Notifica della comunicazione di iscrizione ipotecaria e prova documentale del credito (Cass. civ. Sez. V n. 6690 del 13.03.2025)
Principi di diritto (Massima)
In tema di riscossione coattiva, la riferibilità della comunicazione di iscrizione ipotecaria alle cartelle esattoriali richiamate nell’intimazione di pagamento può essere desunta dal numero di ruolo indicato sull’avviso di ricevimento, che consente di collegare univocamente l’atto al credito azionato. Ne consegue che il giudice dell’appello non può escludere la regolarità della notifica dell’atto interruttivo della prescrizione senza una valutazione complessiva della documentazione prodotta. Il giudicato formatosi nei confronti di un coobbligato solidale, inoltre, non si estende automaticamente all’altro coniuge che abbia presentato dichiarazione congiunta, quando le pretese tributarie oggetto dei due giudizi siano diverse e la pronuncia favorevole sia fondata su ragioni meramente processuali.
Il Fatto
La contribuente impugnava davanti alla Commissione Tributaria Provinciale di Vibo Valentia un’intimazione di pagamento notificatale dall’agente della riscossione, dolendosi dell’omessa notificazione delle cartelle ivi richiamate e dell’intervenuta prescrizione dei crediti tributari. Chiedeva inoltre l’estensione del giudicato formatosi in un separato giudizio definito in suo favore nei confronti del coniuge, con il quale aveva presentato dichiarazione congiunta dei redditi.

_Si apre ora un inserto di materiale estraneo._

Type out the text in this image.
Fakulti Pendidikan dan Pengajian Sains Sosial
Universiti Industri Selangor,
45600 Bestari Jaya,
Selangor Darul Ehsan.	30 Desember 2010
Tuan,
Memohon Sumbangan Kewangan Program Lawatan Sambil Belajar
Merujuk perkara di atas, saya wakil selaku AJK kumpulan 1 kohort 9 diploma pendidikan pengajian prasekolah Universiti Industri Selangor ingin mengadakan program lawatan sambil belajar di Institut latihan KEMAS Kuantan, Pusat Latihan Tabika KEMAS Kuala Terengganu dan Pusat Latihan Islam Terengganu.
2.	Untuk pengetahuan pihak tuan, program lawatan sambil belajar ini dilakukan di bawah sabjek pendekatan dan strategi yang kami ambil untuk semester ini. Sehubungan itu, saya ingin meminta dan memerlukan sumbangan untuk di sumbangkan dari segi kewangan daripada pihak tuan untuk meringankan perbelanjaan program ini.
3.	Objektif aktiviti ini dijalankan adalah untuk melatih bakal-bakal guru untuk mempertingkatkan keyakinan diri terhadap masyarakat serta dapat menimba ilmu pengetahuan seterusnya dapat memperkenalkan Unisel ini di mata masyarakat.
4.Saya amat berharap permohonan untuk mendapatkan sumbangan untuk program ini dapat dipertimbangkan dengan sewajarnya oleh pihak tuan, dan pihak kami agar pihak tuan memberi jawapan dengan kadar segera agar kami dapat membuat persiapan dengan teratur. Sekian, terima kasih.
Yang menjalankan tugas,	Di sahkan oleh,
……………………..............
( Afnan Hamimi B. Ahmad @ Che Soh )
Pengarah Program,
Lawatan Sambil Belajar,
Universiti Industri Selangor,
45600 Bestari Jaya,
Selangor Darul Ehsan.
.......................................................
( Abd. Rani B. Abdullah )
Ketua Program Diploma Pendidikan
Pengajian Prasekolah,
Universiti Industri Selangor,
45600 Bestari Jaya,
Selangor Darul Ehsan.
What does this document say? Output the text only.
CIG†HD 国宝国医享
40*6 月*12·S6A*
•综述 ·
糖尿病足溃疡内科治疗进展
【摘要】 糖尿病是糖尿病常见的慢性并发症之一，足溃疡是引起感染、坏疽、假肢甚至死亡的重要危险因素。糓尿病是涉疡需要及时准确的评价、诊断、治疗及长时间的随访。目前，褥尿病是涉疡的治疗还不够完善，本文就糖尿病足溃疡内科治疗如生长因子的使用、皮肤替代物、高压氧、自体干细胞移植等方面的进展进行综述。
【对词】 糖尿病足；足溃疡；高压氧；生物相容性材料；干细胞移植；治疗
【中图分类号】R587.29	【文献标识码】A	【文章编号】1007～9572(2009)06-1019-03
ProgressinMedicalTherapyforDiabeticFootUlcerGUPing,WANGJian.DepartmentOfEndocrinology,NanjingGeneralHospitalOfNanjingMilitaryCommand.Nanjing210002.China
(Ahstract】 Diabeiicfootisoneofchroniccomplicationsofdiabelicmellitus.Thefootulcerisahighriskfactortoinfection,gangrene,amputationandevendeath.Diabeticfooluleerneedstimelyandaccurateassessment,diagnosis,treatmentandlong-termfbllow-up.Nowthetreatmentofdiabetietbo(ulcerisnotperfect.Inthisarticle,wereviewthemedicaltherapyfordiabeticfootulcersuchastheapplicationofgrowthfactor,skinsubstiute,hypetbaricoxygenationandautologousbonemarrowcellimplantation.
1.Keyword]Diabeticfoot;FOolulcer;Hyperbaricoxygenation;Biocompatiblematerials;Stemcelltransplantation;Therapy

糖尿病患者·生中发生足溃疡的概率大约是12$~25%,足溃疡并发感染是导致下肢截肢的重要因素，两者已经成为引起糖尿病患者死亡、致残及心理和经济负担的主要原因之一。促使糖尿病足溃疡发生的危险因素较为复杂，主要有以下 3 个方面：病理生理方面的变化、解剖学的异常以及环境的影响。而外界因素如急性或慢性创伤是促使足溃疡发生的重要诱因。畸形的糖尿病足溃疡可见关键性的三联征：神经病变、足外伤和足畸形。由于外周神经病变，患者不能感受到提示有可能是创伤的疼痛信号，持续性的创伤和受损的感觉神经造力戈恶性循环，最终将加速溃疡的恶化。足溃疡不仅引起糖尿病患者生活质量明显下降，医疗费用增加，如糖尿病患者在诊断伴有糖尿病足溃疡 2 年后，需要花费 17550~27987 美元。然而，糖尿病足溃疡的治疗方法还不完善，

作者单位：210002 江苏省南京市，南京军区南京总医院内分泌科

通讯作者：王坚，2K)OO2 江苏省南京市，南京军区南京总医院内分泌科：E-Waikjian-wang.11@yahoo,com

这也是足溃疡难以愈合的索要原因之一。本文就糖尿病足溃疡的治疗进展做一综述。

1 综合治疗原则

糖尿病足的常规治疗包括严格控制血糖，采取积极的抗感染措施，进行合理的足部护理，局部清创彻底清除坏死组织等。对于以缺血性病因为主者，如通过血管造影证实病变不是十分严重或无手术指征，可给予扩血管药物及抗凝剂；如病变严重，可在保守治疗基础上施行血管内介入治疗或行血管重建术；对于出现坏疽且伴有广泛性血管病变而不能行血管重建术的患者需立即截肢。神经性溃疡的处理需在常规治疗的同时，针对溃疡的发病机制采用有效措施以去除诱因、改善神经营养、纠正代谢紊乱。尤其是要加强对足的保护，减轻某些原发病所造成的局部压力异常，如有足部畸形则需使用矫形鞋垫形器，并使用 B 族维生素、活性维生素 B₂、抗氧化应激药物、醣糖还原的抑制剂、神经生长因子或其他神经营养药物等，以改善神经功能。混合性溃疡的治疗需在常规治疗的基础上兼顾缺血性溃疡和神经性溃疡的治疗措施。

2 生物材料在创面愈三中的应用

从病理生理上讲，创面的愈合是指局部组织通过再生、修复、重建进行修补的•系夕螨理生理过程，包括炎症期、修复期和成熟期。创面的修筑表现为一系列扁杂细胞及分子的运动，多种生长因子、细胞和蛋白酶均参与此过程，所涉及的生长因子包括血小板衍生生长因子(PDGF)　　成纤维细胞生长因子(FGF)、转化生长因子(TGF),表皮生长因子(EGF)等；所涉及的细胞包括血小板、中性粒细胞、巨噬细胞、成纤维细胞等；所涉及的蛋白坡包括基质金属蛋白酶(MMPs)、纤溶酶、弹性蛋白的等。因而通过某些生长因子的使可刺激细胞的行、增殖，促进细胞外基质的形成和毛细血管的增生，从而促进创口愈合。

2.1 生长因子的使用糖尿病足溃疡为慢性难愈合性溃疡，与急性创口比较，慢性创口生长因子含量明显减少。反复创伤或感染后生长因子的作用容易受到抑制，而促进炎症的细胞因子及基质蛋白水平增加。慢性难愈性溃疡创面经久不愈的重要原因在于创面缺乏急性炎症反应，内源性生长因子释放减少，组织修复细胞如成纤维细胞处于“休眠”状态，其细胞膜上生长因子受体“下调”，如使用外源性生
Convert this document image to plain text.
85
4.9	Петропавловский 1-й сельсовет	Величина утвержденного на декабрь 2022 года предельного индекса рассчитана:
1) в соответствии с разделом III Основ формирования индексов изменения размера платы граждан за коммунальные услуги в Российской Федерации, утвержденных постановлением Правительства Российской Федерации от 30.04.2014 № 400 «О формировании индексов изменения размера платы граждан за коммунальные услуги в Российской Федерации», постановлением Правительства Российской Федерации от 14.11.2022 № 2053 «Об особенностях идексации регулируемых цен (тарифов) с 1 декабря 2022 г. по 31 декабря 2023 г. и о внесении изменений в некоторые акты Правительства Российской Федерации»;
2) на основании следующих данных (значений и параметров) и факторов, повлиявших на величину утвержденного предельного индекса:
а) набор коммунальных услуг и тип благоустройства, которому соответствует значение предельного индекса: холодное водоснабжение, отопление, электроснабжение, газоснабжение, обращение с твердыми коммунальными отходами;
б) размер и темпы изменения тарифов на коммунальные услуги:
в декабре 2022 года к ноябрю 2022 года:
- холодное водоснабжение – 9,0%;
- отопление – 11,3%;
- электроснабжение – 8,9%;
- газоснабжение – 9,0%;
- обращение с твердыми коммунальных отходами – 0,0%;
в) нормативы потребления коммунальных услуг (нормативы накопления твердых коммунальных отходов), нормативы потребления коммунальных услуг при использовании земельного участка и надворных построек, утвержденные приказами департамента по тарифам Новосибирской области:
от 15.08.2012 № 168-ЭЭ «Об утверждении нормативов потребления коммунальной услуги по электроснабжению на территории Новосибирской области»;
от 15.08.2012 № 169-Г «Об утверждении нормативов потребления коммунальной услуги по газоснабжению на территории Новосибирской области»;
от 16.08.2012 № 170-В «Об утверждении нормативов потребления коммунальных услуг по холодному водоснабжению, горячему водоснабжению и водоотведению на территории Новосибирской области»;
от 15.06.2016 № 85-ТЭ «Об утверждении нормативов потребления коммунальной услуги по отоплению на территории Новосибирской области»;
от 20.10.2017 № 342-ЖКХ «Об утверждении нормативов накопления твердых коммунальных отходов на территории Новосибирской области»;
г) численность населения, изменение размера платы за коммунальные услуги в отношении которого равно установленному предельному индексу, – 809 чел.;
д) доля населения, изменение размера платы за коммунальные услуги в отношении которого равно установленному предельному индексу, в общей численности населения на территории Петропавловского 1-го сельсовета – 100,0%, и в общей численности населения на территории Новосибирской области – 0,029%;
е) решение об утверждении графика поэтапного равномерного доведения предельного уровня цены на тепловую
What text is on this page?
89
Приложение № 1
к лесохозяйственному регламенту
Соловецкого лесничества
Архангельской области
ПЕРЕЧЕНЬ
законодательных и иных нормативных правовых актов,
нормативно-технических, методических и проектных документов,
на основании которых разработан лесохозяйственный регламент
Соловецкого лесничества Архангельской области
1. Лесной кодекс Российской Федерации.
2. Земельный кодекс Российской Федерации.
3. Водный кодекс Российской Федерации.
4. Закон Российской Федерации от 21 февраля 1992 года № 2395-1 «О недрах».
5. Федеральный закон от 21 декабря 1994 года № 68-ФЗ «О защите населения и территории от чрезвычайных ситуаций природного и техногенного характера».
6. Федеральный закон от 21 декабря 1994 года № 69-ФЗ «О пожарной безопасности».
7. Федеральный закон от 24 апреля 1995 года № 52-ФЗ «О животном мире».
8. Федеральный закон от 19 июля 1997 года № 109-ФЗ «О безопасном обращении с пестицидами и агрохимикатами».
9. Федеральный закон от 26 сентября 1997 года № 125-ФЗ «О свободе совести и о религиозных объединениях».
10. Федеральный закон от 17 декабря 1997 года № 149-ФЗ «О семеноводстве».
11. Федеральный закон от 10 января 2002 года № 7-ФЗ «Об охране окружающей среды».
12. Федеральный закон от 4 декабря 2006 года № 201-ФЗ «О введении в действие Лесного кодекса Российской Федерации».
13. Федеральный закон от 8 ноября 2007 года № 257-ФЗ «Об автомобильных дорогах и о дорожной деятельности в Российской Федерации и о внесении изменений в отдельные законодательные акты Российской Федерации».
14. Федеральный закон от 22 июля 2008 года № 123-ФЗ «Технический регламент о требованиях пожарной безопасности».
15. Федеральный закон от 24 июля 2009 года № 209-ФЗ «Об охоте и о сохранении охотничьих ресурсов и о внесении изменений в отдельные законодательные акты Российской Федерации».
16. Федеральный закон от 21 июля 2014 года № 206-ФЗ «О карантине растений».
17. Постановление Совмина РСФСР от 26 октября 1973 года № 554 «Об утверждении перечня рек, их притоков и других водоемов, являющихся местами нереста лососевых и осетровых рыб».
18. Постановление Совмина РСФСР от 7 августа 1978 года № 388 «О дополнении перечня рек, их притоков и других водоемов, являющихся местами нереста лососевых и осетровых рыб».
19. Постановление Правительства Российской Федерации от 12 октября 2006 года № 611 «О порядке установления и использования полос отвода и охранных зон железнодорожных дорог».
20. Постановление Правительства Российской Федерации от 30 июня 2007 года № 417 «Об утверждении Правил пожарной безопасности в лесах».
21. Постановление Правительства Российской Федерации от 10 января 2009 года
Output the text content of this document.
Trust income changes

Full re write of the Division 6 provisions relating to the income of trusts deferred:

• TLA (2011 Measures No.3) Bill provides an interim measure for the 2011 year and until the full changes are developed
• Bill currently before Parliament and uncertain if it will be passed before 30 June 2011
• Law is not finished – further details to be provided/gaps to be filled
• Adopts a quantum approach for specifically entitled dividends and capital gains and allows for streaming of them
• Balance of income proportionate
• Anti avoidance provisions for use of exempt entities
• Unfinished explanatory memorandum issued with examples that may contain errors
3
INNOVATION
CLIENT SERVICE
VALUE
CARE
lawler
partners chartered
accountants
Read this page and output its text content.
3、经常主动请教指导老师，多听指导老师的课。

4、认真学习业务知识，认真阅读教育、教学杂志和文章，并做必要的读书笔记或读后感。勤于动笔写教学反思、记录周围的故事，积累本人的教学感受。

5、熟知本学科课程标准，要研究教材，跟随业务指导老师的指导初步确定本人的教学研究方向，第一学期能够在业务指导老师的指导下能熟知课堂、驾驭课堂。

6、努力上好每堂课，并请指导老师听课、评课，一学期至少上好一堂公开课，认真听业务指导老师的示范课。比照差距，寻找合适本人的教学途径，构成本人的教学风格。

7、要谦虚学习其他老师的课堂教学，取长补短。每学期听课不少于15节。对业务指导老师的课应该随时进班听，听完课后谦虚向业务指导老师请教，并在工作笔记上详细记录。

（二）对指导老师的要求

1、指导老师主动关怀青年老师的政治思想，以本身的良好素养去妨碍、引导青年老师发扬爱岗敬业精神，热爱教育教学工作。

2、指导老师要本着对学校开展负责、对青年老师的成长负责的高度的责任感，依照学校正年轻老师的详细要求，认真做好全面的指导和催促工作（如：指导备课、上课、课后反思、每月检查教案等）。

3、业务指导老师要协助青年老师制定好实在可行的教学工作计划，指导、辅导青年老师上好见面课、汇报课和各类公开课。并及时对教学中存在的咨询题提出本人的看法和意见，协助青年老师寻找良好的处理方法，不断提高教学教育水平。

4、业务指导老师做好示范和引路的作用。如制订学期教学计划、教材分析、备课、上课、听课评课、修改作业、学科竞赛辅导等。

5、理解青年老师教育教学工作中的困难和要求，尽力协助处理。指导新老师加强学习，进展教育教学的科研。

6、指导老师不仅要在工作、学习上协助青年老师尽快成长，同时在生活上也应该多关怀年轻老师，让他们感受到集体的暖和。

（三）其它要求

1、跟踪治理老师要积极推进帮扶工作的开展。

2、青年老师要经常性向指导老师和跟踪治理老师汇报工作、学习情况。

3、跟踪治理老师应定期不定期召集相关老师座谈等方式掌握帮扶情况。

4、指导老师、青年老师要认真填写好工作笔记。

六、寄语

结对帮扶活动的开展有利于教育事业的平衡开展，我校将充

In primo grado il ricorso veniva accolto, con condanna dell’agente della riscossione alle spese. La decisione veniva poi riformata in appello, ove si rigettava il gravame dell’ente impositore ritenendo non provata la riferibilità dell’atto interruttivo della prescrizione alle cartelle azionate. L’agente della riscossione ricorreva quindi per cassazione; la contribuente resisteva con controricorso e proponeva ricorso incidentale.
La Motivazione della Corte
La Corte esamina anzitutto il motivo principale, con cui l’agente della riscossione deduce la violazione degli artt. 115 e 116 cod. proc. civ., dell’art. 26 d.P.R. n. 602 del 1973 e dell’art. 2948 cod. civ., contestando che il giudice dell’appello abbia indicato un’informazione probatoria diversa da quella emergente dagli atti.
Il Collegio rileva che dalla documentazione prodotta emerge che la comunicazione di iscrizione ipotecaria datata 18.12.2009 è relativa proprio al debito recato nelle cartelle esattoriali ricomprese nell’intimazione di pagamento impugnata, dettagliatamente elencate nel prospetto allegato. Non risulta pertanto dubbia la riferibilità dell’atto alle cartelle.
Quanto alla notifica, dalla relata emerge che la comunicazione è stata consegnata in mani proprie della contribuente, che ha sottoscritto la ricevuta in data 19.1.2010. La cartolina riporta l’annotazione dell’avviso di ricevimento 2009/7229, attinente all’iscrizione ipotecaria n. 7229 del 2009, e il numero corrisponde a quello indicato nel testo della comunicazione. La notificazione dell’atto interruttivo risulta dunque regolare e riferita alle stesse cartelle poi riportate nell’intimazione. Il ricorso principale è pertanto fondato e viene accolto.
Il ricorso incidentale, con cui la contribuente censura la mancata estensione del giudicato formatosi nei confronti del coniuge, è invece infondato. Dalle intestazioni delle due pronunce emerge che i giudizi attengono a pretese tributarie diverse: nei confronti della ricorrente incidentale si contesta maggiore Irpef per gli anni 1993 e 1995, mentre nei confronti del coniuge le contestazioni riguardano annualità differenti, oltre a un tributo locale. Inoltre il giudizio relativo al coniuge è stato definito con pronuncia di inammissibilità dell’appello per difetto di procura, dunque per ragioni procedurali.
La decisione impugnata viene quindi cassata con rinvio alla Corte di giustizia tributaria di secondo grado della Calabria, perché proceda a nuovo giudizio in diversa composizione e regoli le spese di legittimità. La Corte dà altresì atto della sussistenza dei presupposti per il versamento del doppio contributo unificato da parte della ricorrente incidentale.